Gemäss Art. 2 Bst. a Covid-19-Kulturverordnung können die Kantone den Begriff des Kulturbereichs enger definieren oder ausweiten. Die Konferenz der kantonalen Kulturbeauftragten (KBK) hat entsprechende Empfehlungen erarbeitet, die der Kanton Zürich übernimmt. Demnach wird der Geltungsbereich auf folgende Tätigkeiten ausgeweitet: Musiklabels, Vermittlungsprojekte und Veranstaltungen von Galerien, Verlage im Kultursektor (Literatur, visuelle Kunst usw.), Vermittlungsprojekte und Veranstaltungen von Buchhandlungen. Die von der KBK vorgeschlagene Einschränkung des Geltungsbereichs entspricht im Wesentlichen der Praxis, die der Kanton Zürich für die Behandlung der Gesuche gemäss Not-Kulturverordnung entwickelt hat. Somit werden folgende Tätigkeiten vom Geltungsbereich ausgeschlossen: Bau von Instrumenten, Druck von Partituren, DJ ohne künstlerische Invention, Dienstleistungen, die nicht integraler Bestandteil der kulturellen Produktion sind (Zelt-, Hallen-, Tribünen- und Technikvermietungen). Zudem sind nur Kinos im Arthouse-Bereich zugelassen, die einen substanziellen Beitrag an die Angebots- und Programmvielfalt leisten und somit entweder zu den Kategorien 1–3 der Liste «Förderprogramm Angebotsvielfalt» des BAK vom 23. April 2020 gehören oder in den letzten Jahren von der öffentlichen Hand unterstützt wurden.

Gemäss Regierungsratsbeschluss 1230/2020 vom 9. Dezember 2020.

Das Bundesamt für Kultur stellt sich gegen das sogenannte Zürcher Modell für eine unbürokratische Existenzsicherung für Kulturschaffende. Das Gutachten von Straatsrechtler Prof. Felix Uhlmann von der Universtität Zürich kommt zum Schluss, dass die Umsetzung des Zürcher Modells durchaus den Vorgaben des Parlamentes entspricht. Es ist nun an der Politik, über das konkrete Vorgehen zu entscheiden.

Aufgrund dieser politischen Auseinandersetzung kann die Fachstelle Kultur zurzeit keine Gesuche entgegennehmen. Vorgesehen ist, das Gesuchsportal Anfang März zu öffnen.
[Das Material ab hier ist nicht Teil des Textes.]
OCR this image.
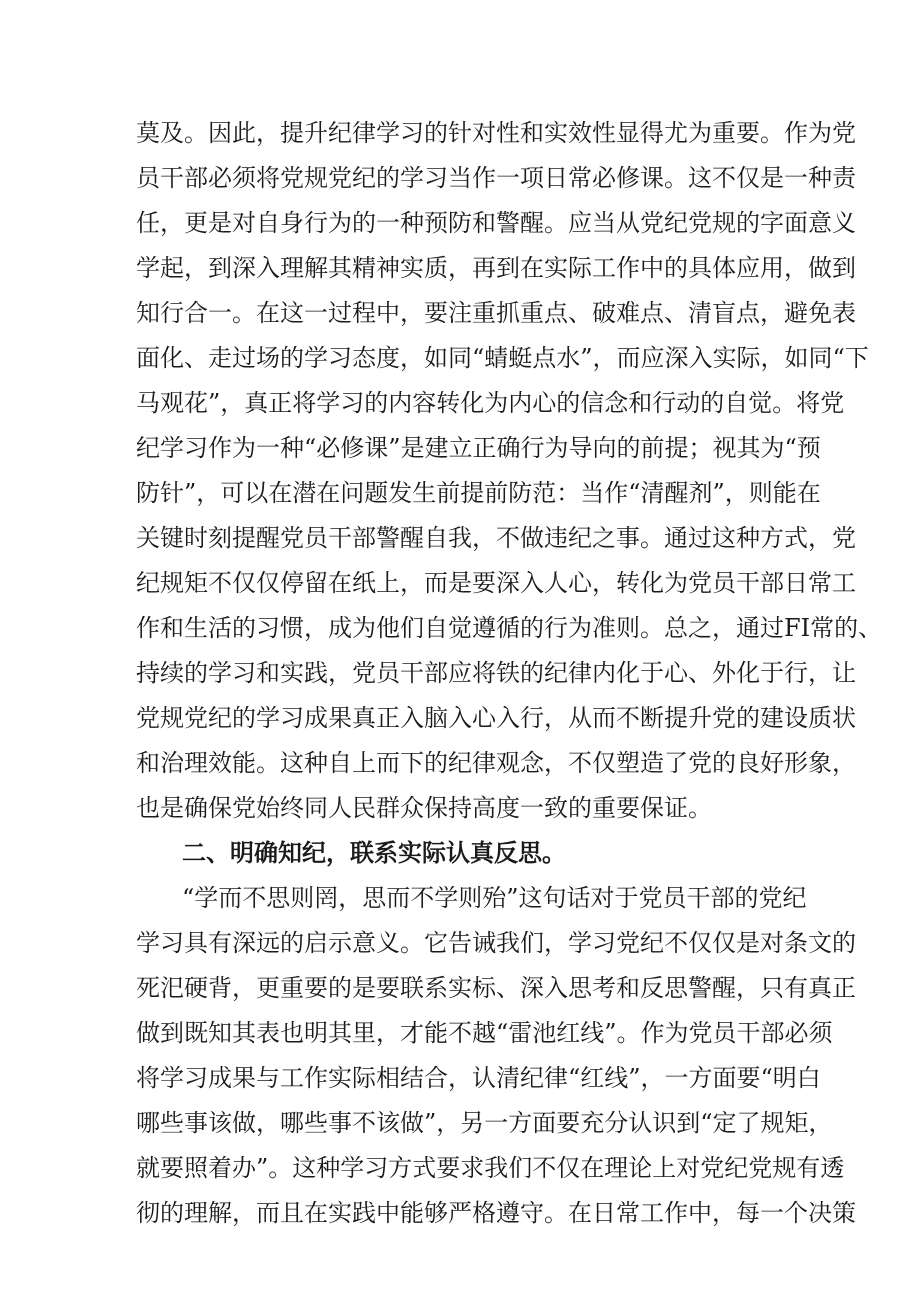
莫及。因此，提升纪律学习的针对性和实效性显得尤为重要。作为党
员干部必须将党规党纪的学习当作一项日常必修课。这不仅是一种责
任，更是对自身行为的一种预防和警醒。应当从党纪党规的字面意义
学起，到深入理解其精神实质，再到在实际工作中的具体应用，做到
知行合一。在这一过程中，要注重抓重点、破难点、清盲点，避免表
面化、走过场的学习态度，如同“蜻蜓点水”，而应深入实际，如同“下
马观花”，真正将学习的内容转化为内心的信念和行动的自觉。将党
纪学习作为一种“必修课”是建立正确行为导向的前提；视其为“预
防针”，可以在潜在问题发生前提前防范：当作“清醒剂”，则能在
关键时刻提醒党员干部警醒自我，不做违纪之事。通过这种方式，党
纪规矩不仅仅停留在纸上，而是要深入人心，转化为党员干部日常工
作和生活的习惯，成为他们自觉遵循的行为准则。总之，通过FI常的、
持续的学习和实践，党员干部应将铁的纪律内化于心、外化于行，让
党规党纪的学习成果真正入脑入心入行，从而不断提升党的建设质状
和治理效能。这种自上而下的纪律观念，不仅塑造了党的良好形象，
也是确保党始终同人民群众保持高度一致的重要保证。
二、明确知纪，联系实际认真反思。
“学而不思则罔，思而不学则殆”这句话对于党员干部的党纪
学习具有深远的启示意义。它告诫我们，学习党纪不仅仅是对条文的
死汜硬背，更重要的是要联系实标、深入思考和反思警醒，只有真正
做到既知其表也明其里，才能不越“雷池红线”。作为党员干部必须
将学习成果与工作实际相结合，认清纪律“红线”，一方面要“明白
哪些事该做，哪些事不该做”，另一方面要充分认识到“定了规矩，
就要照着办”。这种学习方式要求我们不仅在理论上对党纪党规有透
彻的理解，而且在实践中能够严格遵守。在日常工作中，每一个决策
Pauschalisierte Ausfallentschädigung
Diese Art der Schadensberechnung, die sich an der Grundhaltung des «Zürcher Modell» orientiert, konnte nur während der ersten Schadensperiode (1. November 2020 bis 31. Januar 2021) umgesetzt werden.
Berechnungsweise: Im Sinne einer Ausfallentschädigung können Kulturschaffende, die einen coronabedingten Ertragsausfall erlitten haben, jedoch keine abgesagten oder verschobenen Veranstaltungen geltend machen können, eine pauschalisierte Ausfallentschädigung beantragen. Die Berechnung geht von einem monatlichen Betrag von CHF 4'800 aus, davon abgezogen werden die Corona-Finanzhilfen (Erwerbsersatzentschädigung, Nothilfe Suisseculture usw.), Sozialleistungen, die Einnahmen aus selbständiger Erwerbstätigkeit sowie die Einkünfte aus unselbständiger Tätigkeit, soweit diese Einkünfte CHF 1'000 übersteigen. Pro Schadenszeitrum und Gesuchsteller*in kann ein Ausfall von max. CHF 9'000 geltend gemacht werden.